Cate Blanchett contre les offensés

Publié le 27 janvier 2023
La semaine dernière, un journaliste du «Guardian» s’interrogeait au sujet de «Tár», le film de Todd Field: pourquoi, malgré les multiples récompenses reçues par son interprète principale, la remarquable Cate Blanchett, le film ne semblait-il pas attirer des foules de spectateurs au Royaume-Uni? Le caractère antipathique de Lydia Tár, la protagoniste, est-il un élément de réponse?

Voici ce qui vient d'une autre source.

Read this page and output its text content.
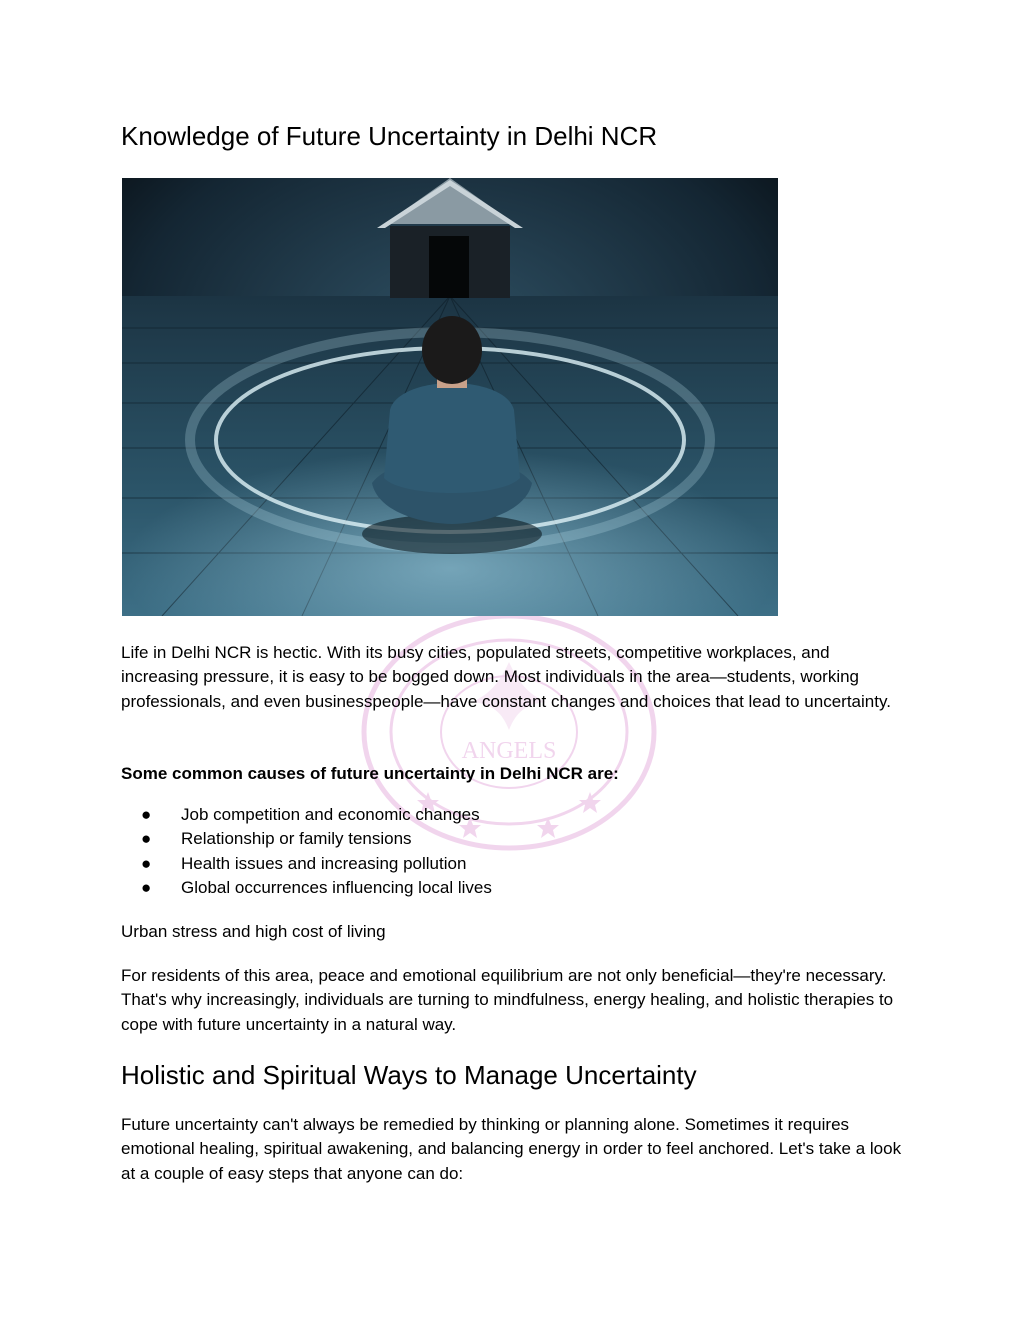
ANGELS
Knowledge of Future Uncertainty in Delhi NCR

Life in Delhi NCR is hectic. With its busy cities, populated streets, competitive workplaces, and increasing pressure, it is easy to be bogged down. Most individuals in the area—students, working professionals, and even businesspeople—have constant changes and choices that lead to uncertainty.

Some common causes of future uncertainty in Delhi NCR are:

● Job competition and economic changes
● Relationship or family tensions
● Health issues and increasing pollution
● Global occurrences influencing local lives

Urban stress and high cost of living

For residents of this area, peace and emotional equilibrium are not only beneficial—they're necessary. That's why increasingly, individuals are turning to mindfulness, energy healing, and holistic therapies to cope with future uncertainty in a natural way.

Holistic and Spiritual Ways to Manage Uncertainty

Future uncertainty can't always be remedied by thinking or planning alone. Sometimes it requires emotional healing, spiritual awakening, and balancing energy in order to feel anchored. Let's take a look at a couple of easy steps that anyone can do:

J’avoue que ce dernier point s’est révélé pour moi une excellente raison d’aller voir ce film. L’autre raison étant… Cate Blanchett. La dernière fois que je l’ai vue jouer, c’était sur la scène du Royal National Theatre à Londres dans une pièce extrêmement décevante, cherchant inutilement à choquer le bourgeois. Je me souviens avoir eu l’impression que Blanchett, comédienne avant d’être actrice de cinéma, elle-même directrice de théâtre en Australie, savait pertinemment que quelque chose n’allait pas dans cette entreprise, mais qu’elle jouerait cette pièce malgré tout avec l’engagement absolu dont seuls sont capables les artistes qui assument leurs choix jusqu’au bout. La dernière image que je garde d’elle est celle de sa silhouette menue simplement vêtue d’une nuisette, harnachée d’un strap-on.
Mais revenons à Tár: qu’en est-il donc du personnage-titre du film qui semble si dérangeant aux yeux des critiques et d’un certain public? Chef d’orchestre lesbienne et star internationale, Lydia Tár est brillante, intransigeante, séductrice sans être charmante, et ne s’embarrasse pas avec les sensibilités de son entourage. Elle fait, en outre, peu cas de son genre. Au début du film, lors d’une conférence, un journaliste l’interroge sur la place des femmes dans le milieu des chefs d’orchestre. Son visage exprime alors un agacement très professionnellement dissimulé, mais tout de même bien présent. Il lui tarde de revenir à ce qui lui semble essentiel: en l’occurence, l’enseignement de son maître Leonard Bernstein et son travail sur la cinquième symphonie de Mahler qu’elle s’apprête à diriger à Berlin.
Une autre scène abondamment commentée par les critiques (et qualifiée sans détours de «détestable»…) concerne la leçon à la Juilliard School de New York: Tár questionne vertement l...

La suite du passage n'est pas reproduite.